Rubi Industria de Cremalleras, S.L.
- Type: Privately held company
- Industry: Manufacturing
- Founded: 1926; 100 years ago
- Headquarters: Rubí (Barcelona), Spain
- Area served: Worldwide
- Products: Zippers, Metal Zipper, Nylon Zipper, Plastic Zipper, Metal Luxe Zipper, Invisible Zipper, Buttons etc...
- Number of employees: 120
- Website: www.rubizippers.com

= Cremalleras Rubi =

Rubi Industria de Cremalleras is a Spanish company that manufactures zippers and is one of the oldest companies to do so.

==History==
Cremalleras Rubi was founded in 1926 in the town of Rubí, Barcelona, which still maintains its headquarters and single plant.

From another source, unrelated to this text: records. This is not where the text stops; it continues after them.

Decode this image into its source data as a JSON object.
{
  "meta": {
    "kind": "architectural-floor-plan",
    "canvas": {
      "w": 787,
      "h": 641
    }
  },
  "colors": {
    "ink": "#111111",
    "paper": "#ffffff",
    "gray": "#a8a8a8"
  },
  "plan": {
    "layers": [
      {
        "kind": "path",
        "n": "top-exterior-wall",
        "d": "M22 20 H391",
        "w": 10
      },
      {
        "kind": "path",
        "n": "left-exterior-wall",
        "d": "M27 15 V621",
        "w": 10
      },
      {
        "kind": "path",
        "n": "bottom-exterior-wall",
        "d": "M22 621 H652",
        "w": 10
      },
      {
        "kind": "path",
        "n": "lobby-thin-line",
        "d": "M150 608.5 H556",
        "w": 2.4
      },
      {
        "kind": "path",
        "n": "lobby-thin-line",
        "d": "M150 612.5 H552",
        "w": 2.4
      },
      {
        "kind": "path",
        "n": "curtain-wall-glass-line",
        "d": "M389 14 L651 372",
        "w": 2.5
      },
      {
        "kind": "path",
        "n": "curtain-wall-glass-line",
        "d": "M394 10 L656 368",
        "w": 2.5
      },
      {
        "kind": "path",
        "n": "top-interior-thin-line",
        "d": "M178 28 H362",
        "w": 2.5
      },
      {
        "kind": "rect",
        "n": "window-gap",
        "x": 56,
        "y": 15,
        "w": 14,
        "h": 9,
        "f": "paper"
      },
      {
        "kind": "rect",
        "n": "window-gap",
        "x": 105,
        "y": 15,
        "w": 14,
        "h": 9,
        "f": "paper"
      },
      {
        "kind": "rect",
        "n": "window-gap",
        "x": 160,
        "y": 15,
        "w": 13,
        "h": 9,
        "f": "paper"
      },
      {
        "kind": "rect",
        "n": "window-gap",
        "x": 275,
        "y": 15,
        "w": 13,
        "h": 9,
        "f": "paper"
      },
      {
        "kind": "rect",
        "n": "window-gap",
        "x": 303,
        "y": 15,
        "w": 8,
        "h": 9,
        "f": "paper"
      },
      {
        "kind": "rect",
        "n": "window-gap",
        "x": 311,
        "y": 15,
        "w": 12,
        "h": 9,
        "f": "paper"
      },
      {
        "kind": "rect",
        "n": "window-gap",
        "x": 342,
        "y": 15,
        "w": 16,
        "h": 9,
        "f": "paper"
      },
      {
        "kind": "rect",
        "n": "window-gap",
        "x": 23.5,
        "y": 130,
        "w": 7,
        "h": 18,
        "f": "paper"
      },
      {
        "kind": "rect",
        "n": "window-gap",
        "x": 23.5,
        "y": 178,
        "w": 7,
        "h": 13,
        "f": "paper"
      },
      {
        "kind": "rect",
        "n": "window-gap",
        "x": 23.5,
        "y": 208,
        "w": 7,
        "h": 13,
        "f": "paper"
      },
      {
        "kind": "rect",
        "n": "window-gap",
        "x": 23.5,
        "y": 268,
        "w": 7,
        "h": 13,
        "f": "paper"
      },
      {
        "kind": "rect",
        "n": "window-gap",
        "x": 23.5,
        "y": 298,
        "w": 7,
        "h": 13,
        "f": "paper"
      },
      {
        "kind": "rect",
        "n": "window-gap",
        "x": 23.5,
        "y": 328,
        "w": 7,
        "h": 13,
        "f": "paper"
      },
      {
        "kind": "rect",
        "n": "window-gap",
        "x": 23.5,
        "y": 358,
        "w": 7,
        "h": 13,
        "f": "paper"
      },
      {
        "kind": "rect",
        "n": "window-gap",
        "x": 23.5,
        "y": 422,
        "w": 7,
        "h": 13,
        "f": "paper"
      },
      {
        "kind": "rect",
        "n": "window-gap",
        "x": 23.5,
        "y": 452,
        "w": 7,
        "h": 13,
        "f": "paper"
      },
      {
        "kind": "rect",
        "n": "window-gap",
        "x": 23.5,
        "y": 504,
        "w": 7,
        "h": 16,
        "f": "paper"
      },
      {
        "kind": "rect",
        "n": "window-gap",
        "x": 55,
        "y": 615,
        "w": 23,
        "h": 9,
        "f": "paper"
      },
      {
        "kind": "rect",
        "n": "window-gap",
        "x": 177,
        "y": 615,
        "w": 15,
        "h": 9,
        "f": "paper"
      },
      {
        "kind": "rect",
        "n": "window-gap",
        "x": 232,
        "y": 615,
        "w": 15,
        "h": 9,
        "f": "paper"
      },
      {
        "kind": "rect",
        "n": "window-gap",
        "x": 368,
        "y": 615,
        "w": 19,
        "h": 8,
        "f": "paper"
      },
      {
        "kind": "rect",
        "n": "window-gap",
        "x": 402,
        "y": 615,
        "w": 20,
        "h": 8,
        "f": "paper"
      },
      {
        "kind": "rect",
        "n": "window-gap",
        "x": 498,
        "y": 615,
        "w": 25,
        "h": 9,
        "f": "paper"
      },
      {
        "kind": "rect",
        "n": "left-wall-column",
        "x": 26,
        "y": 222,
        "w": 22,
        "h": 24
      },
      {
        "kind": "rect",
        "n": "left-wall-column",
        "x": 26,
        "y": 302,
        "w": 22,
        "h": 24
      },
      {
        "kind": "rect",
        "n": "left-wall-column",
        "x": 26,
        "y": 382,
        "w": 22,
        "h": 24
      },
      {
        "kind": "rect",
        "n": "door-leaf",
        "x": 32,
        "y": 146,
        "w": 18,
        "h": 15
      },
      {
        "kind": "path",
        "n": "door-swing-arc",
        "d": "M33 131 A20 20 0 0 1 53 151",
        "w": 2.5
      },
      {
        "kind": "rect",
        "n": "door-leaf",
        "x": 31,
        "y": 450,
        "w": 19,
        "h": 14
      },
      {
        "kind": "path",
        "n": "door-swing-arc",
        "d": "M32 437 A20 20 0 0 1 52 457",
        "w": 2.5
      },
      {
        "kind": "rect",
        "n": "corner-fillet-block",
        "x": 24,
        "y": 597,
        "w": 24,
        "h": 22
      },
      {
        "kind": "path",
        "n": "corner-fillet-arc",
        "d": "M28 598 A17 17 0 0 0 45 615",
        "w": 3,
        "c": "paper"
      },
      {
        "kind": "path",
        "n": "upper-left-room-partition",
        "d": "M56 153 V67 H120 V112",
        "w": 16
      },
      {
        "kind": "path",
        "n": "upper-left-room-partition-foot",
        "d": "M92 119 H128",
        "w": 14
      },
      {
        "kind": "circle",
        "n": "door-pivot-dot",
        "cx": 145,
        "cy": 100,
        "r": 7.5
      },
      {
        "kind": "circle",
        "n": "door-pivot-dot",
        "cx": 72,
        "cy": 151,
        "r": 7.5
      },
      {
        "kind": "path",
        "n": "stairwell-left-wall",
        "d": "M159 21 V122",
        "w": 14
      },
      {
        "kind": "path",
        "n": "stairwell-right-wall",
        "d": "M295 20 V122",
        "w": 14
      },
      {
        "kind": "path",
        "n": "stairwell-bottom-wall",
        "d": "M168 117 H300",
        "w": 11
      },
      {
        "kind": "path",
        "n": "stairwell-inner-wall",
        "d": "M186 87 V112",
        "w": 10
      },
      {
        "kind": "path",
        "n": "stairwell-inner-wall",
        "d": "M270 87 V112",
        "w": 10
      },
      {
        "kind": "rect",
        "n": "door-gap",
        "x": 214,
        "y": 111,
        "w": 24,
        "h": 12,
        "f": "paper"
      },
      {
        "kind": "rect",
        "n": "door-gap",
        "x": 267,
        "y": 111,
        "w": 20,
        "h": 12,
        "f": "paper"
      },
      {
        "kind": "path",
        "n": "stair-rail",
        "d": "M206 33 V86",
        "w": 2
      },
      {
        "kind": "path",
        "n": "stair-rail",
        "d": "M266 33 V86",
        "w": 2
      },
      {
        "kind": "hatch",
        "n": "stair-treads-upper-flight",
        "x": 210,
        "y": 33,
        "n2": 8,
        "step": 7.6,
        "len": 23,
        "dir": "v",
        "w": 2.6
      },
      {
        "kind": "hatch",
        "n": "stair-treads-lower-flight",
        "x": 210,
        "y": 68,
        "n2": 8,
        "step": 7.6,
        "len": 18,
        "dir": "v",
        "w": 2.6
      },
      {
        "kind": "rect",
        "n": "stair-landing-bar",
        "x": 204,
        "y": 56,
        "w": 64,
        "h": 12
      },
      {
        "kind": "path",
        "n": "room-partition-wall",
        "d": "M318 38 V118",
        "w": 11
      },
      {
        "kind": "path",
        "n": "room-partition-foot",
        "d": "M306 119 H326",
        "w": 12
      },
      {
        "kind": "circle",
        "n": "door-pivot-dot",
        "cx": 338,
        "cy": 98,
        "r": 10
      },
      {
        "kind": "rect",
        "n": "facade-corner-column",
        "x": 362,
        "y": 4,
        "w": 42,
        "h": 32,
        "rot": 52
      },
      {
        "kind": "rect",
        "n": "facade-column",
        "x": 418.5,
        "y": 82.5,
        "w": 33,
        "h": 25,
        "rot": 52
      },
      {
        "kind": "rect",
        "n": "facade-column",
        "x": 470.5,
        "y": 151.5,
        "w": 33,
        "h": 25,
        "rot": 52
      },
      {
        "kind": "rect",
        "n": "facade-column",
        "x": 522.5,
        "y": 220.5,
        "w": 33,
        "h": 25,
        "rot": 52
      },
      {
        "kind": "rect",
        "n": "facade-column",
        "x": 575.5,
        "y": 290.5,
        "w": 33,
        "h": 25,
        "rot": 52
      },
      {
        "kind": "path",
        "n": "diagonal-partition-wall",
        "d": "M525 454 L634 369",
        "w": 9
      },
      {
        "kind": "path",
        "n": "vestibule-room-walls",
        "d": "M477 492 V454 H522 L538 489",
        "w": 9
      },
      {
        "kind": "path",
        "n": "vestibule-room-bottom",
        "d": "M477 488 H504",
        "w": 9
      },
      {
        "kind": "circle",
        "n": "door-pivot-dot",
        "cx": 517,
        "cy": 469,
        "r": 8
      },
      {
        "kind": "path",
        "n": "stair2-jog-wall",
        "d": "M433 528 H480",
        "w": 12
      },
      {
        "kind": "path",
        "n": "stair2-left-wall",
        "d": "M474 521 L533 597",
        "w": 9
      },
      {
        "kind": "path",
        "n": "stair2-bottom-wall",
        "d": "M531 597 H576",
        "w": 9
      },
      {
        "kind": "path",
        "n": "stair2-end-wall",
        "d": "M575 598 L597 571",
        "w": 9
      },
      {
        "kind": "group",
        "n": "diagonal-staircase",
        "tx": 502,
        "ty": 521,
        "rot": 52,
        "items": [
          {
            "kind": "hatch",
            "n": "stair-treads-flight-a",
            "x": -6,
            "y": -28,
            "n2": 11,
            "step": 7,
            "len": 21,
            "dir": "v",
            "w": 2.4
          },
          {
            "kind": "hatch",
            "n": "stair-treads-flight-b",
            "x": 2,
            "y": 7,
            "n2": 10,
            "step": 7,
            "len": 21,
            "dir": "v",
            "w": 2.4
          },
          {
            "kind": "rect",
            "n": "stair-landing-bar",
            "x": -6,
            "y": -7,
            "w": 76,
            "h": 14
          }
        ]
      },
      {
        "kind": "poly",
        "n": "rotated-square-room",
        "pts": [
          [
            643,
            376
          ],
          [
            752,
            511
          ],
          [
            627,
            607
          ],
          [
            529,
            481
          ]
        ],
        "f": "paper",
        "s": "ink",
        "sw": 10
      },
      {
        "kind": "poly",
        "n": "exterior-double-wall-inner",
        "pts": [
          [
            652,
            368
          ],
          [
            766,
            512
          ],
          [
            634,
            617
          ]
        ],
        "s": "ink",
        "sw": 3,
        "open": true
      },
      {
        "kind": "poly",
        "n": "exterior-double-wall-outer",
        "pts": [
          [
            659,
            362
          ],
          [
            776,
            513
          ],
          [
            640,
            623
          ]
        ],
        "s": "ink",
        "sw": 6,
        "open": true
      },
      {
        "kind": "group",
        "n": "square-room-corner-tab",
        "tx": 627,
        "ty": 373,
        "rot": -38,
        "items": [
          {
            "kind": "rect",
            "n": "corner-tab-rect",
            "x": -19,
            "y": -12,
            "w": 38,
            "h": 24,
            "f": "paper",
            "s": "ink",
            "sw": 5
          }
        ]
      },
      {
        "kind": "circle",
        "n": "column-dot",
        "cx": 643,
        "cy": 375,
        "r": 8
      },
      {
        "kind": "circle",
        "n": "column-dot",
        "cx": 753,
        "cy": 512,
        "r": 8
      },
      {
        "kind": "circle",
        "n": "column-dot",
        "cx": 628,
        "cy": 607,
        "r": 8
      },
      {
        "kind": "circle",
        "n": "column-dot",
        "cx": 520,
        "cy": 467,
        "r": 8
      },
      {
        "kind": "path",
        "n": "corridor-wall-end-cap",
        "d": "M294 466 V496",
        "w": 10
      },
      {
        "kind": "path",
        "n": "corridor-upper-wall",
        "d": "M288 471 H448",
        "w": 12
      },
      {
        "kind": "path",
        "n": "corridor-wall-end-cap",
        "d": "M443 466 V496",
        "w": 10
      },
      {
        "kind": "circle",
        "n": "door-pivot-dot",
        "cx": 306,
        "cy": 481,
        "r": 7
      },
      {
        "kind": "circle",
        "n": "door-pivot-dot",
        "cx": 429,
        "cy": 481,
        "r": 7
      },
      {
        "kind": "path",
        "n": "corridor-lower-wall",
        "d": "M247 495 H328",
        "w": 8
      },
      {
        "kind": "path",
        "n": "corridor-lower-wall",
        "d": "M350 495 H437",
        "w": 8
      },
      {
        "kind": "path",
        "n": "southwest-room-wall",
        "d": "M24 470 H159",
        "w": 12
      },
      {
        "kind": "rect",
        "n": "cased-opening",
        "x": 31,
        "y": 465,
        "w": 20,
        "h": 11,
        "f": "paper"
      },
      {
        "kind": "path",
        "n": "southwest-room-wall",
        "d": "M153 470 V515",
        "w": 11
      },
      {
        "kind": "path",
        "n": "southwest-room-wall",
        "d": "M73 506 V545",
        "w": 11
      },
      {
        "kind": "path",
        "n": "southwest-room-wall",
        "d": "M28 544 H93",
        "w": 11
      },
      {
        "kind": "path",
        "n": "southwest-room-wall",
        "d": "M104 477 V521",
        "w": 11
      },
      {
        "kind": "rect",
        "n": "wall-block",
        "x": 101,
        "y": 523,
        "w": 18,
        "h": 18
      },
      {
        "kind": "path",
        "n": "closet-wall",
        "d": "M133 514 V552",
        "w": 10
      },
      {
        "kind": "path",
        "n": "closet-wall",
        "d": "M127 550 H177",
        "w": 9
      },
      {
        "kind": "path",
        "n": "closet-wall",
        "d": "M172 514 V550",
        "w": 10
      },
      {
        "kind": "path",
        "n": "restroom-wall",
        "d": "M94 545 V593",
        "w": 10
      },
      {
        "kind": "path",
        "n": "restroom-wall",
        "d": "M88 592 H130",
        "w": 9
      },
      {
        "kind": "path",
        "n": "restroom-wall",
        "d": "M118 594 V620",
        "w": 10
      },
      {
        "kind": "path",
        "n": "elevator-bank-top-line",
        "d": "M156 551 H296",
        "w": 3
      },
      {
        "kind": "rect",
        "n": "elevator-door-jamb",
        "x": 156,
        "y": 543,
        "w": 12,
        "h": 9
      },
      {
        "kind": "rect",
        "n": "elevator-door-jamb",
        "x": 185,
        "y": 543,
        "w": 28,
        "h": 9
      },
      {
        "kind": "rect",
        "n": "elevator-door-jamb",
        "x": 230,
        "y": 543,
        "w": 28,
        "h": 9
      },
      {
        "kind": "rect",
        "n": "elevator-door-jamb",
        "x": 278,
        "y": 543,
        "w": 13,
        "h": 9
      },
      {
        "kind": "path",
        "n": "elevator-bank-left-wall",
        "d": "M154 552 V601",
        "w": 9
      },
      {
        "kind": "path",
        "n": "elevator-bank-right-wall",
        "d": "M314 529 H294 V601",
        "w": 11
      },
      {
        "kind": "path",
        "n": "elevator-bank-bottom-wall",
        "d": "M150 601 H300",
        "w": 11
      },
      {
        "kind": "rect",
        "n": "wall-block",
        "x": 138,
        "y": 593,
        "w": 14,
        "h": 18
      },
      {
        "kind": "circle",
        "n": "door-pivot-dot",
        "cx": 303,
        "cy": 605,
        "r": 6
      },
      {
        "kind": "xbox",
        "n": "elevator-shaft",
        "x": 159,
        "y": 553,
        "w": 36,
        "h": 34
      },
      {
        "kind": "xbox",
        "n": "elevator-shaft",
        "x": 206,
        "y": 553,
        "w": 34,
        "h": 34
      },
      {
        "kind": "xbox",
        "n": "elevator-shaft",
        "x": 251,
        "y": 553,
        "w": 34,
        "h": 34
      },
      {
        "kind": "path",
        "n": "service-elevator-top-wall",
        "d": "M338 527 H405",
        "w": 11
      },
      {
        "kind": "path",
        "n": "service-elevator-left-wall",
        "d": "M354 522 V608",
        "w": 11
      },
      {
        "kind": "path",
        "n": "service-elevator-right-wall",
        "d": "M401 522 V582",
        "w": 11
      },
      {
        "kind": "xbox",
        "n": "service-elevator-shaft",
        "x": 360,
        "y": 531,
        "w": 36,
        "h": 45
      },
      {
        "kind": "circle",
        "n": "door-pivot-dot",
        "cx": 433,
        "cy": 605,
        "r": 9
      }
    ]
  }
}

In the 1930s, the British company Imperial Metallurgic Industries (IMI) bought the company and, having no experience in the market of the zippers, partnered with one of the European leaders in the industry, the German manufacturer Opti.

The company remained in forefront of the European market until the late seventies. In 1981, due to financial difficulties, the Spanish subsidiary defaulted and four years later, it was bought their 256 employees, turning the company into a labor corporation (SAL).

The company regained its original name Rubi Industria de Cremalleras in 1996. The company continued to grow but as a result of the 2008 financial crisis in 2009 the company started a restructuring process. This cumulated in 2016 with a buy out from two investment funds that refloating the business. Although it reverted to a conventional corporation, “in spirit” it remains in the hands of its workers.